Güncelleme Tarihi:
1980-1990
Herkes Top Gun her bacak buz mavisi
Ayaklarda dört markanın hâkimiyeti sürerdi: Lumberjack, Sebago, Adidas Stan Smith modeli ve Converse. Lumberjack’in yoldaşı ise ekoseli Burlington çoraptı. Bir süre Lee Cooper rüzgarları esse de, jeande fırtınayı Levis 501 buz mavisi kopardı. Erkeklerin giydikleri an kendilerini Top Gun’daki Tom Cruise zannettiği armalı, yamalı Avirex deri ceket ise vazgeçilmezdi.
1990-2000
Calvin Klein’ı olmayana kız yok
Türk gençliğinin botla haşir neşir olduğu yıllar bu yıllar. Marka bot peşinde olanlar ise dört marka arasında gidip gelirdi. Buffalo, Harley Davidson, Timberland ve Caterpillar. Botların en önemli tamamlayıcısı Barbour montlardı. Saat deyince Swatch ve dijital Casio akla gelirdi. Calvin Klein iç çamaşırı alıp, düşük belli pantolondan logoyu göstermeyene kız vermiyorlardı.
2000’den günümüze
Şampiyon Beat marka kulaklıklar
2000 yılından sonra dünyaya paralel olarak Türkiye’de de marka sayıları inanılmaz şekilde arttı. Buna rağmen lise gençleri bazı markaları sahiplenmeye ve onları üniforma yapmaya devam etti. Türkiye pazarına çok geç girmesine rağmen yurtdışından bavullarla getirilen Abercrombie eşofmanlar sayesinde eşofman sinemaya ve yemeğe giderken giyilebilir bir hal aldı. Almaz olaydı. Tüm çirkinliğine rağmen Ugg botlar Meksika dalgası gibi yayıldı. Şimdi piyasada her rengi var. Havaianas ve Twigy gibi markalar sayesinde parmak arası terlikler plajların dışına çıktı, ismi kolay kolay söylenememesine rağmen Birkenstock terlik bazı işyerlerinde bile giyilir oldu. Okul çantalarının yüzde 60’ı EastPak. Gap ve Hello Kity marka her şey baştacı. Günümüzde lüks markalar da liseli gençlerin hayatında. Genç kızlar ne yapıp edip ailelerine Chanel babet ya da Burberry trençkot aldırıyorlar. Isabel Marant’ın gizli topuklu ayakkabılarından sonra bütün spor markaları tabanları yükseltti. Nike Air Max bu yüzden bir fetiş objesi. Malum teknoloji çağındayız, her türlü akıllı telefon ve tablet aksesuarı moda ama şampiyon Beat marka kulaklıklar.
Efsane Türk oldu
Doksanlara damgasını vuran İtalyan markası Lumberjack, satın alınarak resmen Türk markası oldu. Markanın tasarım direktörü Nicholas Carlisle anlattı: “Sizi tavladık, şimdi sıra çocuğunuzda!”

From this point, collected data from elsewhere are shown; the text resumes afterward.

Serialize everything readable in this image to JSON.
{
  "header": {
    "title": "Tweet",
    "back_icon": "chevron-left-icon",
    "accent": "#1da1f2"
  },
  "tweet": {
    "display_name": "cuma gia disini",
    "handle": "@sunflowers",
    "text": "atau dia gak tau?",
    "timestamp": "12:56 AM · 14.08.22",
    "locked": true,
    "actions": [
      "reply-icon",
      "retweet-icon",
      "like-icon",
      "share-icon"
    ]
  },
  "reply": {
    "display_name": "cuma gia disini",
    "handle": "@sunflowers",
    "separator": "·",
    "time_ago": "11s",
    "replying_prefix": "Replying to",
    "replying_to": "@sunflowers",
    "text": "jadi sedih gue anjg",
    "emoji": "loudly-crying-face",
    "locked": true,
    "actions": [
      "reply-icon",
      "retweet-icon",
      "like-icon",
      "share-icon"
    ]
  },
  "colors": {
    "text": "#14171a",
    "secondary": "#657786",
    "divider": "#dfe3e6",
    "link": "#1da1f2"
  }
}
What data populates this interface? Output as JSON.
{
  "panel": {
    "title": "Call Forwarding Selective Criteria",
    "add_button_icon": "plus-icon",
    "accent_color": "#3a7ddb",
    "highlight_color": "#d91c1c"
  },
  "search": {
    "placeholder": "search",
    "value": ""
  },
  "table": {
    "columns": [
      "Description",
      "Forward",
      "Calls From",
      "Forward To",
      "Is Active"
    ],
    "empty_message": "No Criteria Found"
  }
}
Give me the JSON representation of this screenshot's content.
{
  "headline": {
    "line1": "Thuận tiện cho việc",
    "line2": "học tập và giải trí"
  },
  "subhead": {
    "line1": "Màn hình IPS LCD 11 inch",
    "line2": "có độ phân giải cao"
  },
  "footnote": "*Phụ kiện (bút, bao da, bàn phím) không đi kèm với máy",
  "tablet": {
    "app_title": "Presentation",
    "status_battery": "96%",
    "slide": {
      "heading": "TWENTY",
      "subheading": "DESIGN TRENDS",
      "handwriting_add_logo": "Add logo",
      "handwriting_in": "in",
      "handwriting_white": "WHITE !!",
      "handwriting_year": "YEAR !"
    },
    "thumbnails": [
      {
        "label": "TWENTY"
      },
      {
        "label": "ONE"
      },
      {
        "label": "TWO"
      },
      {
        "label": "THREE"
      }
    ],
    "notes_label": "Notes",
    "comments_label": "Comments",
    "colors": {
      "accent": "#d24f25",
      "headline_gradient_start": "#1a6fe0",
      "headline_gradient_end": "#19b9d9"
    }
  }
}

Türk gençliğinin marka kavramıyla ilk tanıştığı üründür Lumberjack… Dünyadaki pozisyonu nasıl?
- Tamamen aynı. Markanın geçmişi 45’li yıllara dayanıyor. O dönem İtalya’da Panininari diye bir alt kültür vardı. Okul çıkışlarında panini yapan kafelerde buluşur, vakit öldürdükleri için onlara Panininari deniyordu. Milano’da yaşayan, sosyeteye yani yüksek gelir grubuna sahip ailelerin çocuklarını tanımlardı. Bu aileler Milano’da yaşar ama kışın mutlaka dağa, kayağa giderlerdi. Dağda Moncler mont, El Charro Jean, Lumberjack ayakkabı giyip, Invicta çanta takarlardı. Zamanla bu dağ kıyafetleri şehirde de giyilmeye başladı. Futbol sayesinde ise globalleşti.
Nasıl yani, ne alaka?
-Panininari gençliği Milano’da futbol maçı izlemeye de aynı kılıkla gidiyordu. Deplasmana gelen seyirciler etkilenmeye, şehirlerine, ülkelerine döndükleri zaman aynı trendi uygulamaya başladılar. Zamanla bütün Avrupa’ya ve Türkiye’ye kadar ulaştı.
80’li yıllarda Lumberjack ile tanışan kitle şimdi orta yaşlı. Marka nasıl genç kalacak?
-Amacımız o kitlenin çocuklarını da tavlamak. Bu yüzden trendleri sıkı bir şekilde takip ediyoruz. Zımba modaysa kullanıyoruz, gizli platform çok satıyorsa yapıyoruz. Klasiklerden de tabii ki vazgeçmiyoruz. Çocuklar için de üretim var. Biz bir aile markası olmanın hedefindeyiz.